Gehören Sie zu denjenigen, die permanent funktionieren, sich für Dinge einsetzen, mit denen Sie nichts zu tun haben, oder Probleme lösen, die nicht Ihre sind? Dann werden Sie irgendwann einmal an die Grenze Ihrer Belastbarkeit stoßen und dies in physischer wie auch psychischer Hinsicht. Das Gemeinwohl verlangt den Einsatz für den Mitmenschen und wer pflichtbewusst ist, fühlt sich schnell für alles verantwortlich. Schließlich werden Sie gelegentlich für Ihre Einsatzfreude gelobt.
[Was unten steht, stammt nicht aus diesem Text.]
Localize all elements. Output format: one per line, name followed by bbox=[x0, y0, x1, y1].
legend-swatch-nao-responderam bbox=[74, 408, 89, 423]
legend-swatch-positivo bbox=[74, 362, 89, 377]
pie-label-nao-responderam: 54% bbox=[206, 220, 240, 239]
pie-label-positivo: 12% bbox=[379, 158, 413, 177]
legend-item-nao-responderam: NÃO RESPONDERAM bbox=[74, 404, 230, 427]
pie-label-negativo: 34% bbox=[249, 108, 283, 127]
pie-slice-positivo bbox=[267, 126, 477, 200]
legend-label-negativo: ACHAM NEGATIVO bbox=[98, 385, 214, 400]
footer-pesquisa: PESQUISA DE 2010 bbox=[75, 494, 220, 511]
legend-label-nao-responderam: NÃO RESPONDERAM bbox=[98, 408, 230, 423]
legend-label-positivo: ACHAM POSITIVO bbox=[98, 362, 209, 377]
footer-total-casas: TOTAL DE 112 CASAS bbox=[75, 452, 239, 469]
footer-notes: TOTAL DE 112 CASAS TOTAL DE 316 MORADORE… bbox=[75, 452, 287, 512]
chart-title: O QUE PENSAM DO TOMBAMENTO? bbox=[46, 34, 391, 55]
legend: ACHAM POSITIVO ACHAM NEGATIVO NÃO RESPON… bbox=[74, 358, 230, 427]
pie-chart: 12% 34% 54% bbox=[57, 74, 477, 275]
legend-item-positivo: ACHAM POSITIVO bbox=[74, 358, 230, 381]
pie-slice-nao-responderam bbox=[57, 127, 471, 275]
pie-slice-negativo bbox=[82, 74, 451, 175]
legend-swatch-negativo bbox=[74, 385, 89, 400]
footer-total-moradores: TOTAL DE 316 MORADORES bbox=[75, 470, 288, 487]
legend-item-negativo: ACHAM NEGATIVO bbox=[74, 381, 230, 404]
Doch steckt nicht selten das Prinzip dahinter, einem zuverlässigen Mitmenschen schrittweise immer mehr Last aufzubürden.

Lebensqualität sichern: Selbstschutz vor Blockaden

Wer morgens schon mit einem festen Plan in den Tag startet läuft Gefahr, sich selber zu blockieren. Überprüfen Sie doch einfach einmal Ihre to-do-Liste auf die Dinge hin, die eigentlich nur Sie betreffen. Sie werden staunen, dass die großen und kleinen Anliegen Ihrer Mitmenschen im beruflichen wie auch privaten Bereich einen überproportionalen Anteil einnehmen.

Blockaden entstehen im Gehirn
Blockaden entstehen im Gehirn (Foto: _DJ_ )

Unterstützende Hilfe bei Behördengängen arten schnell in zeitraubende Aktionen aus. Möchten Sie einem Freund nur kurz bei der Einkommensteuererklärung helfen, einige handwerkliche Dinge nach Feierabend übernehmen oder hier und da nur kurz einspringen, kommt meist ein Wust an weiteren Verpflichtungen hinterher. Sie stehen unter dem Druck, eine einmal angenommene Hilfestellung auch zum guten Ende zu bringen und merken nicht, dass Sie längst einen Schritt weiter sind.

Ihre Hilfsbereitschaft spricht sich schnell herum und zeichnet Sie als engagierten Mitmenschen aus. Schauen Sie sich Ihren Terminkalender genau an und finden Sie darin mehr als eine außerfahrplanmäßige Verpflichtung innerhalb einer Woche, ist es an der Zeit, einen Schlussstrich zu ziehen.

Nächstenliebe: mit Balance zum richtigen Maß

Nächstenliebe: Nur wer sich selbst liebt, kann auch anderen selbstlos helfen
Nächstenliebe: Nur wer sich selbst liebt, kann auch anderen selbstlos helfen (Foto: mira66 / Flickr)

Haben Sie schon einmal Ihre Selbstliebe auf den Prüfstand gestellt? Dies hat nichts mit Narzissmus zu tun, sondern auch mit einer inneren Zufriedenheit. Wer sich oft mit den Problemen anderer auseinander setzt, sorgt langfristig für Blockaden. Machen Sie sich die Mühe, Widerstände zu erkennen und diese einfach zu ignorieren. Springen Sie über Ihren Schatten und lehnen Ihre Mithilfe einfach ab.

Oft machen sich Ihre Mitmenschen erst gar nicht die Mühe, sich selber mit unangenehmen Dingen auseinander zu setzen, sondern zählen sofort auf Ihre Hilfsbereitschaft. Hier ist dann schnell die Grenze zum bewussten Ausnutzen erreicht. Sagen Sie viel öfter einfach: „Nein!“

Konzentration auf das „Ich“ – gesundes Selbstbewusstsein

Wagen Sie einen Selbsttest und konzentrieren Sie sich nur auf das Wesentliche. Sagen Sie alles ab, was Sie zusätzlich fordert und durchaus auch von anderen geleistet werden kann. Nach spätestens vier Wochen erleben Sie, dass sich Ihre mentalen Blockaden lösen. Sie genießen Freiräume und sind auf dem besten Wege zu Ihrer Balance. Auszeiten und das konkrete Abgrenzen zwischen Beruf und Freizeit sind in der heute so stressbeladenen Zeit wichtiger denn je. Fangen Sie an, sich selber und Ihre individuellen Bedürfnisse zu erkunden. Nur wer sich selber achtet und auf sich achtet, kann in dringenden Fällen auch seinen Lieben eine Hilfe sein.